Prática por demais comum por parte das instituições financeiras, o desconto, quando do depósito, de salários e outros rendimentos do correntista a fim de saldar eventuais dívidas contraídas junto ao banco, vem sendo maciçamente rechaçado pelos tribunais pátrios, inclusive pela Corte Superior, ainda que tal dedução esteja prevista contratualmente.
Entre os diversos princípios que norteiam o ordenamento jurídico brasileiro, vem cada vez mais ganhando importância o princípio da dignidade da pessoa humana, que impõe a tutela dos cidadãos sob a ótica de sujeitos de direitos, como seres dotados de direitos e garantias fundamentais, sem as quais não há como se falar em vivência digna.
Assim, dentre as diversas prescrições legais que decorrem deste princípio, merece ser destacada a atribuição de natureza alimentar às verbas percebidas a título de salário ou outros rendimentos, o que significa dizer que esta remuneração é legalmente reconhecida como imprescindível para a subsistência do indivíduo, e, por isso, recebe um tratamento jurídico diferenciado, sendo absolutamente impenhorável para qualquer fim, salvo para pagamento de pensão alimentícia.
Todavia, em que pese esta proteção que o Direito confere aos rendimentos dos cidadãos, comumente verifica-se que, assim que os mesmos são recebidos e depositados em conta corrente ou outras aplicações financeiras, os bancos imediatamente retêm o valor necessário para solver eventual débito havido junto à instituição, e, para tanto, valem-se do contrato assinado pelo correntista, o qual geralmente contém uma cláusula permitindo esta dedução automática.
Ocorre que este contrato apresenta alguns defeitos, um deles é que, por se tratar de um contrato de adesão (contrato pré-elaborado que impede discussões substanciais acerca das cláusulas), o indivíduo sequer tem conhecimento de que está permitindo esta retenção e, além disto, a cláusula permissiva do desconto direto é considerada nula de pleno direito, de acordo com o Código de Defesa do Consumidor; ademais, a natureza alimentar do salário, por visar, conforme já mencionado, a proteção ao princípio da dignidade da pessoa humana, não pode ser renunciada contratualmente, conquanto é verba inerente à regular subsistência da pessoa, e esta condição nunca pode ser abdicada.
Em razão disto, os tribunais estaduais e também o Superior Tribunal de Justiça têm dado ganho de causa aos correntistas, entendendo que o depósito dos valores não retira a natureza alimentar da renda e, com isto, declarando que a retenção do salário para solver a dívida do cliente junto ao banco, ainda que isto encontre amparo contratual, é completamente ilegal.
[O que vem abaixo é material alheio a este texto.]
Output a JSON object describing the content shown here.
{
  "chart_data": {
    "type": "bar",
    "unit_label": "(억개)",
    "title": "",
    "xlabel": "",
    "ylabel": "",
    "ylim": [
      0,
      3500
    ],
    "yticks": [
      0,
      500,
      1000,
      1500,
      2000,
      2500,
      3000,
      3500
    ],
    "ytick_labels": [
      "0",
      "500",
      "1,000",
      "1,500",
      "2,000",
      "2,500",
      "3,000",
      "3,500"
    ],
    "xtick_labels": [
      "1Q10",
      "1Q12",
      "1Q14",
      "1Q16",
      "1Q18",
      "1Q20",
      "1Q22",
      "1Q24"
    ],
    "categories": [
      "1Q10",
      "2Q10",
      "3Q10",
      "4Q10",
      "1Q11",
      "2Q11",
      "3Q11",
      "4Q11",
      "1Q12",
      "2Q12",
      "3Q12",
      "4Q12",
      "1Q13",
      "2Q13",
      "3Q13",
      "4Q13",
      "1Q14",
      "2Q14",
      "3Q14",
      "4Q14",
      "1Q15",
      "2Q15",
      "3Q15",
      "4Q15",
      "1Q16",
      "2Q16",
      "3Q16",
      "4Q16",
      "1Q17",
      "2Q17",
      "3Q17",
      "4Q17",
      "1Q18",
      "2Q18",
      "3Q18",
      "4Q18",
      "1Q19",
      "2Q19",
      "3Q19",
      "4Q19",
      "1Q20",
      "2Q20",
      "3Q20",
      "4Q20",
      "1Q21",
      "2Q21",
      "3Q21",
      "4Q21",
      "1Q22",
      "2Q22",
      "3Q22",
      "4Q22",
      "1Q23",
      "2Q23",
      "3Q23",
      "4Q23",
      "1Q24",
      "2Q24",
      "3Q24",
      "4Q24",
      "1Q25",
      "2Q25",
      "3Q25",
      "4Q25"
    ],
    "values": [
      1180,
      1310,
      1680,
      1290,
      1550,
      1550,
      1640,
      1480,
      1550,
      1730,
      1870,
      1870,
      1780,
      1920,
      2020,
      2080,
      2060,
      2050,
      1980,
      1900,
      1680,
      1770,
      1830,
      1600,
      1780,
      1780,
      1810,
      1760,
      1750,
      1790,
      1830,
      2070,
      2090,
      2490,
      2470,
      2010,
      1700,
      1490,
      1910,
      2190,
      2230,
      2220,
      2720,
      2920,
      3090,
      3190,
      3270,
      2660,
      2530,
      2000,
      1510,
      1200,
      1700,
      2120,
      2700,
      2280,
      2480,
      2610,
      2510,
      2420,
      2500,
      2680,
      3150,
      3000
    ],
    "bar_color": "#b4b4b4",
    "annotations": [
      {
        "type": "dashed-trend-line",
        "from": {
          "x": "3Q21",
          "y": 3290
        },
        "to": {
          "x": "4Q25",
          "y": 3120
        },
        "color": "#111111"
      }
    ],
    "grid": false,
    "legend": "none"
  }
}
De outra forma, merece ser ressaltado que há tribunais entendendo pela limitação desta impossibilidade de desconto “automático” dos rendimentos, estipulando um máximo de 30% sobre os rendimentos depositados para que as instituições retenham para pagar os débitos.
Outra questão de suma importância refere-se à abrangência deste entendimento jurisprudencial, pois a imensa maioria das decisões cuidou de casos relacionados a trabalhadores contratados sob o regime celetista ou funcionários públicos, pairando a dúvida acerca dos rendimentos dos profissionais liberais e demais empreendedores.
Em que pese os tribunais ainda não terem se manifestado de forma contundente a este respeito, entendemos que a remuneração destes profissionais também merece o mesmo tratamento dos celetistas e funcionários públicos, em razão de que a norma legal que fundamenta as decisões judiciais favoráveis aos trabalhadores (art. 649, IV, CPC) é bastante abrangente e prescreve que, além dos salários, são impenhoráveis os vencimentos, subsídios, soldos, remunerações, proventos de aposentadoria, pensões, pecúlios e montepios, as quantias recebidas por liberalidade de terceiro e destinadas ao sustento do devedor e sua família, os ganhos de trabalhador autônomo e os honorários de profissional liberal.
Além do mais, ainda que não houvesse tal disposição, como acima afirmamos, o profissional precisa ter seu rendimento protegido (ainda que parcialmente, como no caso do teto de 30% sobre o qual se permite a retenção), em razão de que não importa o regime jurídico de sua profissão, uma parte da renda certamente é imprescindível para a sua subsistência, devendo ser amplamente tutelada como forma de lhe garantir a subsistência, preservando- se sua dignidade.
Diante disto, as instituições financeiras que queiram cobrar as suas dívidas devem se valer de outros meios que não a retenção automática da remuneração dos seus clientes, conquanto este ato mostra-se judicialmente reconhecido como abusivo e contrário à boa-fé que deve reger as relações privadas, cabendo aos cidadãos evitar que este tipo de retenção ocorra ou, caso já tenha havido, procurar o Judiciário para se ver ressarcido de eventuais danos materiais e/ou morais eventualmente sofridos.